Born into serfdom, a young boy, Robert, suffers a freak accident, which takes him away from his village near the castle of Muriac and places him in the care of the Abbot of San Michel. Growing up in the monastery, Robert shows unusual aptitude for learning and becomes the tutor for the visiting sons of the nobility. In time, he returns to the castle of his lord, the Viscount of Muriac to tutor his daughter Isabella and his young second wife Blanche. When the Viscount becomes jealous of the growing friendship between Robert and the young women, Robert is forced to flee for his life. A perilous journey leads him through the wilds of Perigord, to the sea and then to Flanders to seek his fortune. The time comes when he must return to Perigord. Here waits his implacable enemy the Viscount and the women Isabella and Blanche. Medieval Summer is a novel of high adventure and romance that will intrigue both young adults and adult readers.
The rain fell violently; the water splashing over the narrow trail. Red and brown earth ran together to become a dull mud. The going was slippery, at times treacherous. Still, the men, mounted on horses, and the horse-drawn cart behind them, plodded on.
The trail rose along the side of a cliff. On the left there were overhanging rocks, jagged and disturbing; on the right, a valley of woodland and meadow, now shrouded by rain.
The day had waned and the heavy rain and failing light created a sense of uneasiness and depressed spirits. There were three men on horseback. Riding last was the Abbot of St. Michel who rode on a white mare, absorbing the rain stolidly in his woolen vestments. In front of the Abbot rode the Viscount. It was his lands they had entered and his castle their destination He rode stiffly on a great war horse. In front of the viscount rode a man clad in armor, shielded by a cloak. The horse-drawn cart trailed the riders, rolling in an endless series of short bumps. The cart, laden with casks of wine, was driven by a slightly built peasant, thoroughly drenched from the rain.

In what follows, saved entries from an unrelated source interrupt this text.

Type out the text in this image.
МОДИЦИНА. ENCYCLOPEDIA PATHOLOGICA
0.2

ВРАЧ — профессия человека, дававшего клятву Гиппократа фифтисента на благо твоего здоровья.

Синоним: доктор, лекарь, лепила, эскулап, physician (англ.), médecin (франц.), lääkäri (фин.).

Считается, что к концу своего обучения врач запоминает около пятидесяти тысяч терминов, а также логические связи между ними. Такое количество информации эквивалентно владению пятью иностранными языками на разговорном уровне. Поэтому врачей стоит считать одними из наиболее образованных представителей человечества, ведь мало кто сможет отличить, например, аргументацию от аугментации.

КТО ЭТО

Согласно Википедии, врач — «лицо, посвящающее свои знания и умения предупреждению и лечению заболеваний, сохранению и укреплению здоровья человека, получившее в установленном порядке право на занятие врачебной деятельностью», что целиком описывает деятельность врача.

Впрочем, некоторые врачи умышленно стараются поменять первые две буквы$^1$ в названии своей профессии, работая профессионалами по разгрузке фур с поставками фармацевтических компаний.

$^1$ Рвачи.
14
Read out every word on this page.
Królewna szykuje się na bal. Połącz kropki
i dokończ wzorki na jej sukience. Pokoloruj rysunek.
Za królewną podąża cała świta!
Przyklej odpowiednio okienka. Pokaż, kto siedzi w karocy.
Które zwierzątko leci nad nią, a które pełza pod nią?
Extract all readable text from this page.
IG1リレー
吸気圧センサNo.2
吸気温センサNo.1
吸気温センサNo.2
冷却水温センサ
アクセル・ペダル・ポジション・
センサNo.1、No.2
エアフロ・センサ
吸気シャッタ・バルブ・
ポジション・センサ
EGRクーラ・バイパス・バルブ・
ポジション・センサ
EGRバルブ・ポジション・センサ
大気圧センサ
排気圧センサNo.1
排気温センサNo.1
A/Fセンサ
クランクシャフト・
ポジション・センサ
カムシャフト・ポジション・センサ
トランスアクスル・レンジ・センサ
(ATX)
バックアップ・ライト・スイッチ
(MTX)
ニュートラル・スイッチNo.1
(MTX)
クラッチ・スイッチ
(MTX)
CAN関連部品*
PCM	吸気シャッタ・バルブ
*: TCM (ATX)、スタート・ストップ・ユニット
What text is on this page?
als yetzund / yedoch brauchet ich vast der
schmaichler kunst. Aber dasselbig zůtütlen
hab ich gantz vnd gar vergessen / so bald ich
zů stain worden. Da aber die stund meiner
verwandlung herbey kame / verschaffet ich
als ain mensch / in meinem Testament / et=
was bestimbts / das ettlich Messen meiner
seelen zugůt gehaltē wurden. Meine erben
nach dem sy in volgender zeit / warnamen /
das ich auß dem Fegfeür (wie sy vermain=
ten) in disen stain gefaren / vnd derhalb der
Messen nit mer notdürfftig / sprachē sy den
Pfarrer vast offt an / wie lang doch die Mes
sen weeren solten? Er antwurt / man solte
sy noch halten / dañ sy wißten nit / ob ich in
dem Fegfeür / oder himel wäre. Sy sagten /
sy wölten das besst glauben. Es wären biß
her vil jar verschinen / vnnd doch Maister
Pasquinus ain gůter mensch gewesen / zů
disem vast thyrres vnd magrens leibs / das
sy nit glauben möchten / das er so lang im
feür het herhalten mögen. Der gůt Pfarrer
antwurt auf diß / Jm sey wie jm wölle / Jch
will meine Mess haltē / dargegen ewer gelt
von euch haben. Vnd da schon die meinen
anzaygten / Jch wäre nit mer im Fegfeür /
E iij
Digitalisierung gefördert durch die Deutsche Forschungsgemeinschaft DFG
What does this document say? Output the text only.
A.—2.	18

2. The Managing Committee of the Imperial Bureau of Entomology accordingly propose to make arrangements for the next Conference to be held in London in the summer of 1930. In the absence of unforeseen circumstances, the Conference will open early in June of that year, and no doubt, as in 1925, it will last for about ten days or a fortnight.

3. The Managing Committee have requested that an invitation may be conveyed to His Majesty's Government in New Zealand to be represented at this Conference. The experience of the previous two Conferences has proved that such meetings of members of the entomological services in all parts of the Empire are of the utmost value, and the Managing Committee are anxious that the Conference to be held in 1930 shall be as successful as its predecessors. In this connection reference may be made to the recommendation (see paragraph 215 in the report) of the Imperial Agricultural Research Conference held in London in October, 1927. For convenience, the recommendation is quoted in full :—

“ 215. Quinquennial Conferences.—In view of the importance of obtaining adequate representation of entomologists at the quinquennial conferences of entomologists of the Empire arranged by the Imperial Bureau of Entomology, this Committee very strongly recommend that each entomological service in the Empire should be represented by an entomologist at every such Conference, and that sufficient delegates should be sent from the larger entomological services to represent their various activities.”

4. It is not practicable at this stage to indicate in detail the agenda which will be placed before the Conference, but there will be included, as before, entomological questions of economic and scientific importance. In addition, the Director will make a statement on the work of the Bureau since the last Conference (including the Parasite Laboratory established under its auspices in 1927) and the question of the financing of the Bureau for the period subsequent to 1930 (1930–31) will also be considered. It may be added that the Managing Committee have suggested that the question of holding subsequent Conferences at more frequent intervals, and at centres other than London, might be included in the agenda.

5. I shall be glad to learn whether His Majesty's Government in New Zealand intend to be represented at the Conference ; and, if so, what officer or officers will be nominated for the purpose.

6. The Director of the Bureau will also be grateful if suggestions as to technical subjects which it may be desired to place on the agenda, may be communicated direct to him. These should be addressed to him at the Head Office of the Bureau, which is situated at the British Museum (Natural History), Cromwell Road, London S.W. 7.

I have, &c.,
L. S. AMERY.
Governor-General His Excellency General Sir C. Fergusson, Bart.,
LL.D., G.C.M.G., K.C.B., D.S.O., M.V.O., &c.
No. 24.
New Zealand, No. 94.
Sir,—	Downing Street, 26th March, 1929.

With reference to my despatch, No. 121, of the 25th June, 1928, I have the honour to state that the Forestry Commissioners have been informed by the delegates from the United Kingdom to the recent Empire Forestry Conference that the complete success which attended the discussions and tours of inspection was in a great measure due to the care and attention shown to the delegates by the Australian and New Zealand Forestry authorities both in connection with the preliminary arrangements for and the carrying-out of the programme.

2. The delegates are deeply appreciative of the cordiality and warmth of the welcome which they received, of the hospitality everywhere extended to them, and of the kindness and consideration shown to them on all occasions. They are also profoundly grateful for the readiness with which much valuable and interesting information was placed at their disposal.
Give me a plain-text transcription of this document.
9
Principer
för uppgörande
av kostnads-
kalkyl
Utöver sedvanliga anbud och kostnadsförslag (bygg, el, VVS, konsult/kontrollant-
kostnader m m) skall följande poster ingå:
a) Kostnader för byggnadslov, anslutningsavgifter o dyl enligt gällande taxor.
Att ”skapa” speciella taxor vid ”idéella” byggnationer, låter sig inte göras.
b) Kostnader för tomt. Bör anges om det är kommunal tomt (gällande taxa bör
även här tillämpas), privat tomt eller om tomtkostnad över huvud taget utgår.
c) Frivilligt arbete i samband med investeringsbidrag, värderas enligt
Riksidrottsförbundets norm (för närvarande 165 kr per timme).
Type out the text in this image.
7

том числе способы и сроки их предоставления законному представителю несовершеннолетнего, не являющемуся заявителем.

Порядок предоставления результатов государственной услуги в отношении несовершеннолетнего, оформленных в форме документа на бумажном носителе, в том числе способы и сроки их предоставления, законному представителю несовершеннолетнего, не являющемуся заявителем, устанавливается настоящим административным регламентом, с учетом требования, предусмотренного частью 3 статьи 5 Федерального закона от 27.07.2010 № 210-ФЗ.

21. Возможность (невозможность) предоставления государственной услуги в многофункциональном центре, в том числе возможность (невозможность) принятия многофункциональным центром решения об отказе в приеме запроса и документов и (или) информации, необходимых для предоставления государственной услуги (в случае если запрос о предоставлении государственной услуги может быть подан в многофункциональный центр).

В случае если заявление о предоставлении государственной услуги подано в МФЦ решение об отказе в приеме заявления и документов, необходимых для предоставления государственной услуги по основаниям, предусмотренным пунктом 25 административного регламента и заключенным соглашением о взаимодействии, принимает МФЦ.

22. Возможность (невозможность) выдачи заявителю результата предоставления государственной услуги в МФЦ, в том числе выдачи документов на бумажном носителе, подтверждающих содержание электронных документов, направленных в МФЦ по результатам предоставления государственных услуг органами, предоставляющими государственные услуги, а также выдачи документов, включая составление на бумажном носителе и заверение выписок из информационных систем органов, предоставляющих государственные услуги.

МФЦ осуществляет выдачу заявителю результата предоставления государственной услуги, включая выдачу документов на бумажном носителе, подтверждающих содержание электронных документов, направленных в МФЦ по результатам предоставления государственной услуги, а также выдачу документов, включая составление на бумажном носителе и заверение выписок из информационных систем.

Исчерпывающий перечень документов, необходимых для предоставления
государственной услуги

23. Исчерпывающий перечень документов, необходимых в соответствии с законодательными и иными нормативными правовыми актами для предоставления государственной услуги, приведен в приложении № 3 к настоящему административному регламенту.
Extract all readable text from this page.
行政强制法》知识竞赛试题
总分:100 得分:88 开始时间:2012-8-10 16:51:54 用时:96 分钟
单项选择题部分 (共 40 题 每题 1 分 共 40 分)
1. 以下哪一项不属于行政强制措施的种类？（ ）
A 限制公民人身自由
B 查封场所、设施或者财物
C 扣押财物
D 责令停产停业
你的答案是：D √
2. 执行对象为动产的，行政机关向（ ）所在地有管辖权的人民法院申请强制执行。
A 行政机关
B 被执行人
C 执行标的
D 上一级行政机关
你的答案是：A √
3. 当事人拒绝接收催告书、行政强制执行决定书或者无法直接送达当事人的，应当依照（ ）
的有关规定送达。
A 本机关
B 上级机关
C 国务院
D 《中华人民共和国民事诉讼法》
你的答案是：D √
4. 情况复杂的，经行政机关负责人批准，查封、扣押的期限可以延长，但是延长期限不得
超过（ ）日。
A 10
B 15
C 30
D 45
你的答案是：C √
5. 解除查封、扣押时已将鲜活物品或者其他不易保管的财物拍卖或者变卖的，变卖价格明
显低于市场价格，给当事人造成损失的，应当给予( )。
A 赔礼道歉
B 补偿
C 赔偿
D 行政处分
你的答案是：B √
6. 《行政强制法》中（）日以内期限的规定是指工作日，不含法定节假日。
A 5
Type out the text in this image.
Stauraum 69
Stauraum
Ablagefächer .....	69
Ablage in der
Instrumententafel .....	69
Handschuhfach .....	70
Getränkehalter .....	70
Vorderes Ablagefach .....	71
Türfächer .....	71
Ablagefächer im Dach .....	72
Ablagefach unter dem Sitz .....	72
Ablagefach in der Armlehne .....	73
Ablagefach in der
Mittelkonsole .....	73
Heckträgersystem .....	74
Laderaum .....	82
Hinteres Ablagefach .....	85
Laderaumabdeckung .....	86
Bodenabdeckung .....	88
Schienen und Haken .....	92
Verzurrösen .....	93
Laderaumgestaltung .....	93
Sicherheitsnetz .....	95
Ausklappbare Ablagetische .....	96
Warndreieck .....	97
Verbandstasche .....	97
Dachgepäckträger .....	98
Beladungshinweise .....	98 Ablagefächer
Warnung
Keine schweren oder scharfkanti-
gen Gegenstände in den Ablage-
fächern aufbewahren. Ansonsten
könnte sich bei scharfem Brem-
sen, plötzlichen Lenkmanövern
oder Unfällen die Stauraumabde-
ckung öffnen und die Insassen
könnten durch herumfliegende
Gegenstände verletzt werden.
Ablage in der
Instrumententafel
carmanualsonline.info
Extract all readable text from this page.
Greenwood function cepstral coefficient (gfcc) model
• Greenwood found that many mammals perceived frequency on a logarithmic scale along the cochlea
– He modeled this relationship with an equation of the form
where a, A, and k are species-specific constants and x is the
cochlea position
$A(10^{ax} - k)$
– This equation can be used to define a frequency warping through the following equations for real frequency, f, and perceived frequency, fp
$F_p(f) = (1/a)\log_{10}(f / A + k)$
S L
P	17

The Abbot shrugged. This trail was the worst part of the journey. The valley that led from his abbey was pleasant and the plateau above, while rocky, was laden with flowers and woodland. But castles had to be built on high ground and inaccessible, or, so it seemed. The Abbot looked about for some familiar landmark--a boulder perhaps, or a turn in the path--something to tell him how much longer this uncomfortable climb up the trail would be. It was hard to recognize anything in the downpour, but eventually he spied a familiar grouping of fir trees. There was still a long way to go. The Abbot smiled, reconciling himself to the worst, and sank a little more deeply into his saddle, as if somehow to get a little farther away from the rain.